Così, in missione per ritrovare la figlia, la mamma di Everything – interpretata dalla sessantenne malese eroina di action movie Michelle Yeoh – attraversa mille universi, e mille generi cinematografici. Un multiverso che infrange saltando freneticamente da una dimensione all’altra: si trasforma in diva cinematografica esperta di arti marziali, in cantante di musical, in gay extraterrestre dotata di mani dalle dita a forma di hot dog, in assistente di uno chef che viene segretamente guidato da un procione, come in Ratatouille. Si trasforma, con la figlia, in due bambole di pezza. In due sassi. Quasi alla fine del film uno dei due sassi decide di buttarsi dal dirupo. Subito dopo – nell’universo in cui è la povera immigrata – la madre dice alla ragazza "Io vorrò sempre stare qui con te", la ragazza obietta: "Potresti essere qualsiasi cosa, ovunque, dove tua figlia non è soltanto quello che sono io. Qui al massimo potresti avere solo minime particelle di tempo in cui tutto ha davvero senso" e lei le risponde: "Vuol dire che apprezzerò anche le minime particelle di tempo. Diamoci una possibilità". E il secondo sasso si getta anche lui nel burrone.

"Voglio dedicare questo premio a mia madre e a tutte le mamme del mondo, perché sono veramente loro le super eroine. La mia è in Malesia con la famiglia, vi voglio bene", ha detto domenica notte a Los Angeles Michelle Yeoh, stringendo tra le mani l’Oscar che la consegna direttamente alla storia, prima donna asiatica a vincere nella categoria di migliore attrice protagonista. Finora l’Oscar era andato solo alla giapponese Miyoshi Umeki (Sayonara, 1958) e alla sudcoreana Yoon Yeo-jeong (Minari, 2021), e solo come non protagoniste: una lunga storia di discriminazione che ha il suo simbolo in Anna May Wong (1905-1961), la prima star sino-americana, talento straordinario relegato però da Hollywood in uno degli stereotipi più avvilenti del suo lungo impero.

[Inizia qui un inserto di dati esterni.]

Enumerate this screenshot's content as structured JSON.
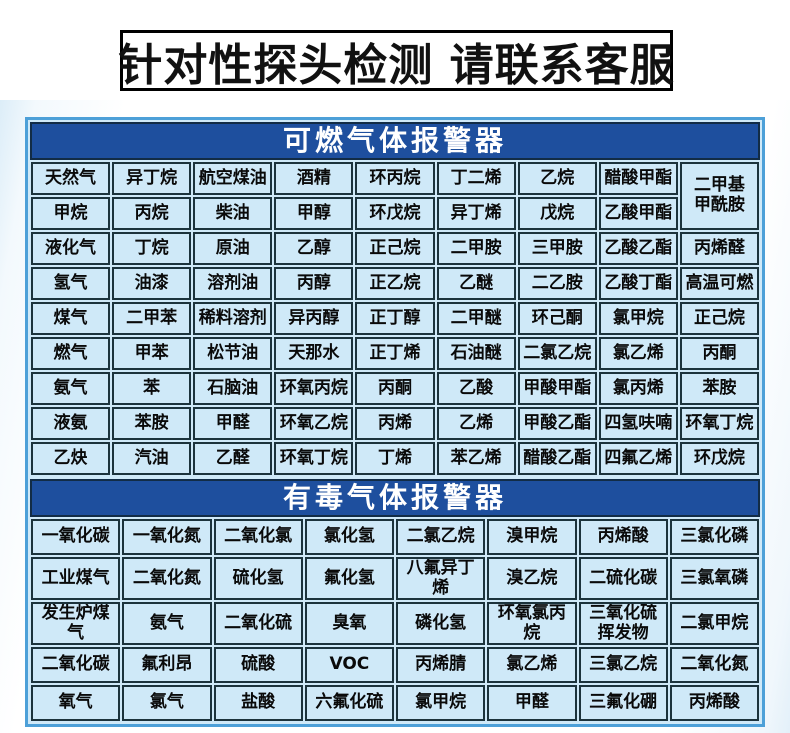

La Yeoh stereotipo non è mai stata: ex Miss Malesia, ex ballerina eletta da Rotten Tomatoes la "più grande eroina d’azione di tutti i tempi" grazie a film come 007 Il domani non muore mai (1997) e La tigre e il dragone (2000), recordwoman come attrice asiatica più pagata, da circa vent’anni al fianco dell’ex boss della Ferrari Jean Todt, senza figli, attivista femminista, già ieri firmava sul New York Times un articolo quale ambasciatrice di Undp (il programma delle Nazioni Unite per lo sviluppo) sulle sofferenze delle vittime – soprattutto delle donne – del terremoto in Turchia e Siria. "Questa statuetta è un faro di speranza e di possibilità. Sta a dimostrare che i sogni si avverano. Non lasciate che mai nessuno vi dica che avete superato una certa età per sognare", ha aggiunto Yeoh sul palco del Dolby Theatre. Quasi le stesse parole che dice in Everything abbranciando, finalmente, la figlia: "Possiamo fare tutto quello che vogliamo".